ATLANTA — Multiple prisons in Georgia were raided early Thursday, resulting in dozens of arrests, Channel 2's Mark Winne learned exclusively.

Winne reported that 46 current or former corrections officers were indicted on federal charges.

The raid targeted contraband, including drugs and cellphones.

The Georgia Department of Corrections Office of Professional Standards director said that after the arrest of five officers by the FBI, assisted by his agents, the FBI ran an undercover operation.

Officers entered Dooly State Prison around dawn Thursday for a shakedown of the entire facility in search of drugs, cellphones, weapons and other contraband.

“Allegations range, of course, from smuggling in contraband to our inmates here, but also using their official capacity as officers to protect what they believe to be drug transactions and drug shipments traveling through Georgia,” Ricky Myrick, director of the Office of Investigations and Compliance at the Department of Corrections, told Winne.

Dooly was one of seven Georgia prisons where officers conducted one of the biggest corruption busts in Georgia corrections history, if not the biggest.

One of the seven prisons where officers were arrested is run by a private company called the Geo Group.

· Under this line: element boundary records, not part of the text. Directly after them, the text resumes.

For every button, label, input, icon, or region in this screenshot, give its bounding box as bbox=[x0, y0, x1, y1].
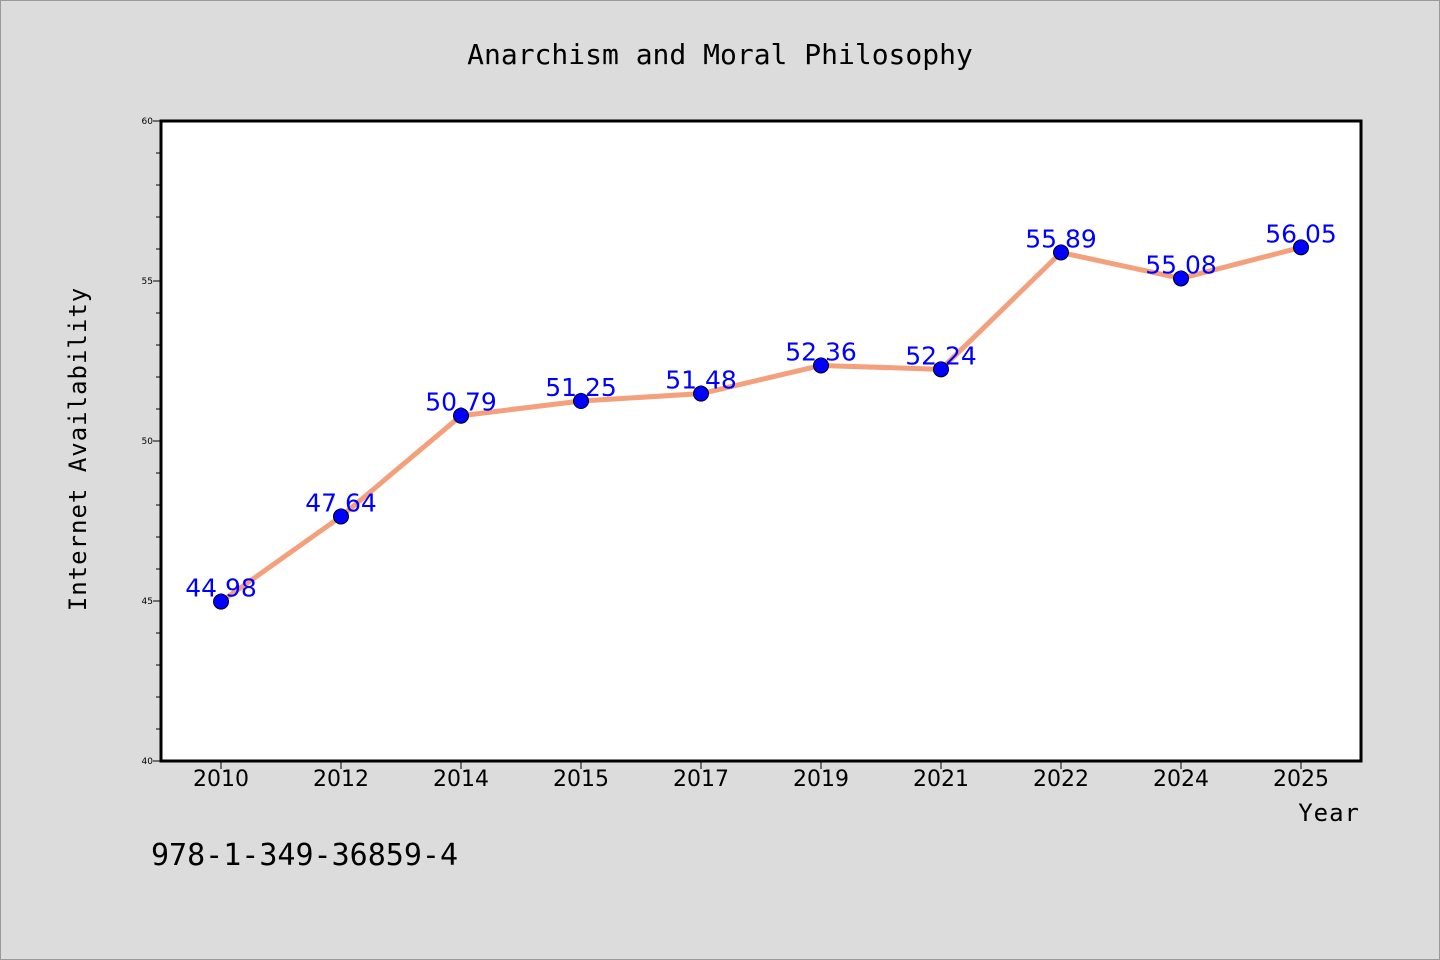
chart-title: Anarchism and Moral Philosophy bbox=[467, 38, 973, 71]
data-label: 50.79 bbox=[425, 388, 497, 417]
x-tick-label: 2012 bbox=[313, 767, 369, 792]
data-label: 55.08 bbox=[1145, 250, 1217, 279]
data-point bbox=[1053, 244, 1069, 261]
data-point bbox=[213, 593, 229, 610]
data-label: 51.48 bbox=[665, 366, 737, 395]
isbn-text: 978-1-349-36859-4 bbox=[151, 838, 458, 873]
data-label: 56.05 bbox=[1265, 219, 1337, 248]
y-axis-label: Internet Availability bbox=[64, 287, 92, 611]
x-tick-label: 2022 bbox=[1033, 767, 1089, 792]
x-tick-label: 2015 bbox=[553, 767, 609, 792]
x-tick-label: 2019 bbox=[793, 767, 849, 792]
y-tick-label: 60 bbox=[142, 117, 154, 127]
plot-area bbox=[159, 119, 1363, 763]
data-point bbox=[1293, 239, 1309, 256]
data-label: 52.36 bbox=[785, 337, 857, 366]
x-tick-label: 2021 bbox=[913, 767, 969, 792]
x-tick-label: 2024 bbox=[1153, 767, 1209, 792]
y-tick-label: 40 bbox=[142, 757, 154, 767]
data-label: 52.24 bbox=[905, 341, 977, 370]
x-axis: 2010 2012 2014 2015 2017 2019 2021 2022 2024 2025 bbox=[193, 761, 1329, 792]
y-axis: 40 45 50 55 60 bbox=[142, 117, 161, 767]
x-tick-label: 2014 bbox=[433, 767, 489, 792]
series-line bbox=[218, 244, 1304, 605]
series-layer bbox=[213, 239, 1309, 610]
x-tick-label: 2017 bbox=[673, 767, 729, 792]
data-label: 47.64 bbox=[305, 489, 377, 518]
x-tick-label: 2025 bbox=[1273, 767, 1329, 792]
y-tick-label: 45 bbox=[142, 597, 153, 607]
data-label: 44.98 bbox=[185, 574, 257, 603]
data-point bbox=[693, 385, 709, 402]
data-point bbox=[813, 357, 829, 374]
data-point bbox=[453, 407, 469, 424]
data-point bbox=[573, 393, 589, 409]
data-point bbox=[333, 508, 349, 525]
y-tick-label: 55 bbox=[142, 277, 153, 287]
data-point bbox=[933, 361, 949, 378]
x-axis-label: Year bbox=[1298, 799, 1360, 827]
data-label: 51.25 bbox=[545, 373, 617, 402]
data-label: 55.89 bbox=[1025, 225, 1097, 254]
x-tick-label: 2010 bbox=[193, 767, 249, 792]
y-tick-label: 50 bbox=[142, 437, 154, 447]
data-point bbox=[1173, 270, 1189, 287]
data-labels: 44.98 47.64 50.79 51.25 51.48 52.36 52.24 55.89… bbox=[185, 219, 1337, 602]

Myrick says he was plugged into the FBI's investigation for roughly two years. Investigators say the cost of that investigation came close to one million dollars.

"Commissioner Bryson he, like I say, this war on cellphones, we're taking it very seriously and we're going to continue to root out cellphones and all the corruption in the state of Georgia in the prison system,” said Assistant Commissioner Timothy Ward.